This paper might have been more interesting if it had somehow connected neural nets to those facts, or if it had shown how insight on the way in which neural nets work can be used to improve polyreg. But (admittedly, from a brief reading) I don't anything like that here.
There are lots of ways to approximate functions; the property of NNs that make them attractive for ML isn't the universal approximation theorem. It's that there's a fast, robust method of training then that's easy to implement, easy to vectorize, easy to parallelize, and easy to customize for different applications.
I suppose the finding isn't novel. The contribution here might still be a didactic approach, demystifying NNs by simplifying a fundamental notion in known terms. For example exposing implicitly (that is, leaving the insight to be a success for the learning) that "OTOH you have to design features yourself [for the polyreg, because ...]". Although, since "Feature Engineering" is a buzzword for NN development, I still don't understand the difference. Indeed, the paper implies there is none except for the approach and terminology.
Essentially, they uphold that the traditional terminology should not be discarded in favour of the new, but rather understood in context. The part of understanding is left to the reader, of course.

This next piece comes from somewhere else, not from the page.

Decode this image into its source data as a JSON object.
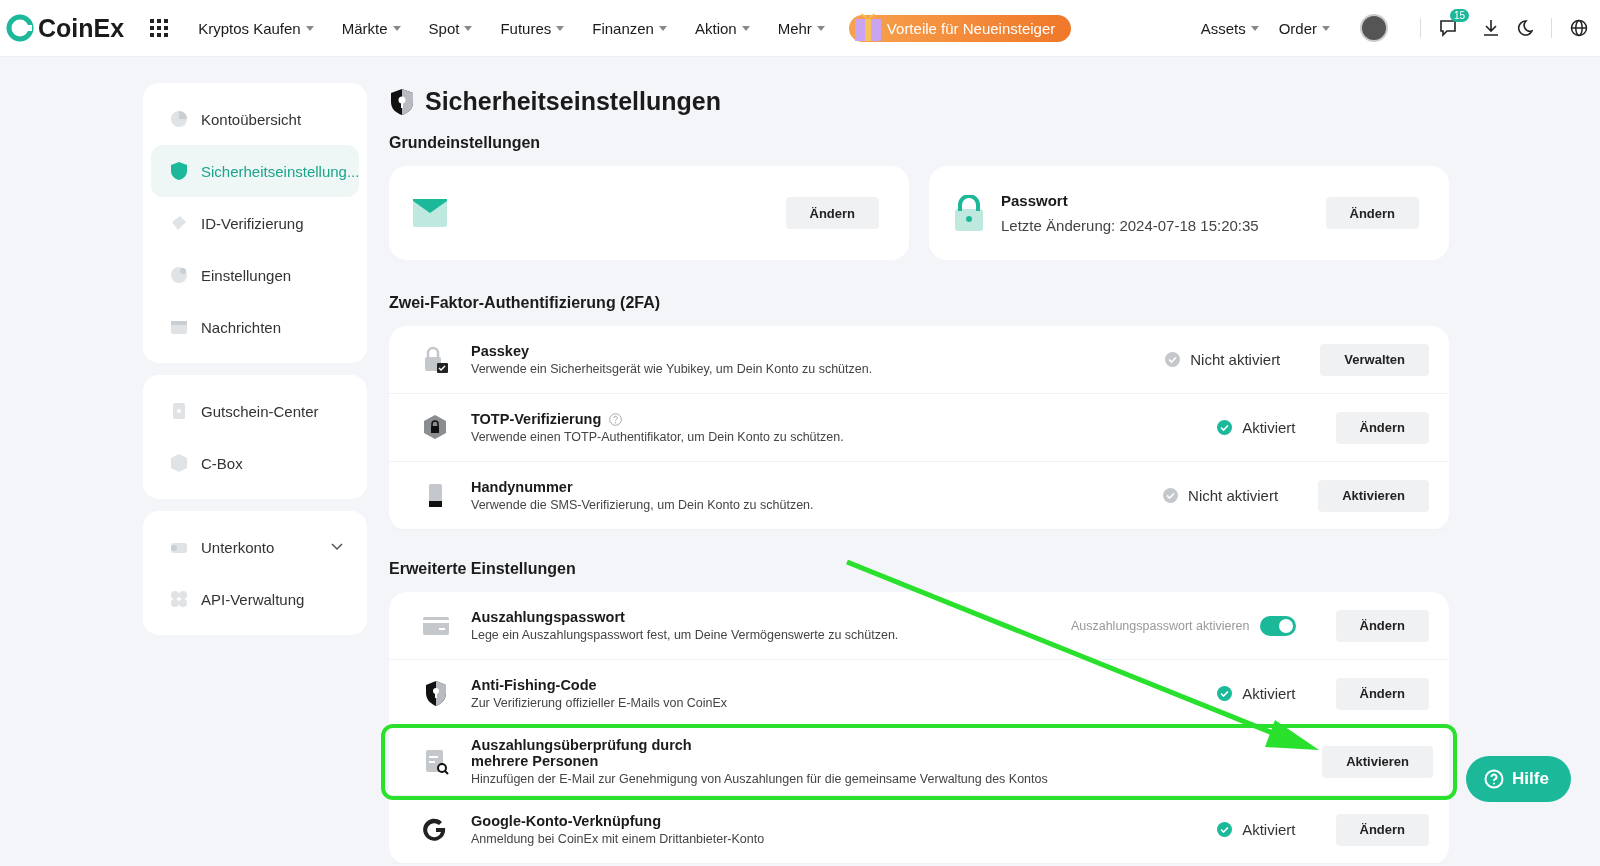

Relatedly, in a linear algevra course, Terry Tao's one pixel camera was attributed with the success of the following ML resurgence, while we were otherwise talking about convolutions, fourier syntheses, wavelets and the like. It's no secret that linear algebra is a corner stone of ... just a corner stone, and that abstract algebra, topology and the like lies very near; At least this lecturer made it a main concern of the course to get that accross, which figured in nicely with a logics course on universal algebra that I took in parallel, while others taught rather monotonously towards taylor series and fourier transformations. At any rate, pretty much all professional researchers in the field stress that the mathematical basis need to be understood.
PS: The paper is written with an undergrad, what ever that means; No offence, I really don't know the slang, much less how much study vs research this implies. The publishing coauthor slash blog host shows some resentment against new fangled fancyfull terminology in the blog's About section, which might explain the scope of the paper, as well as the intended extent as far as I outlined my impressions above.
Your criticism is not quite correct, insofar the blog post notes the conclusions of the paper explicitly, which seems to be explaining common pitfalls, by use of statistical terms.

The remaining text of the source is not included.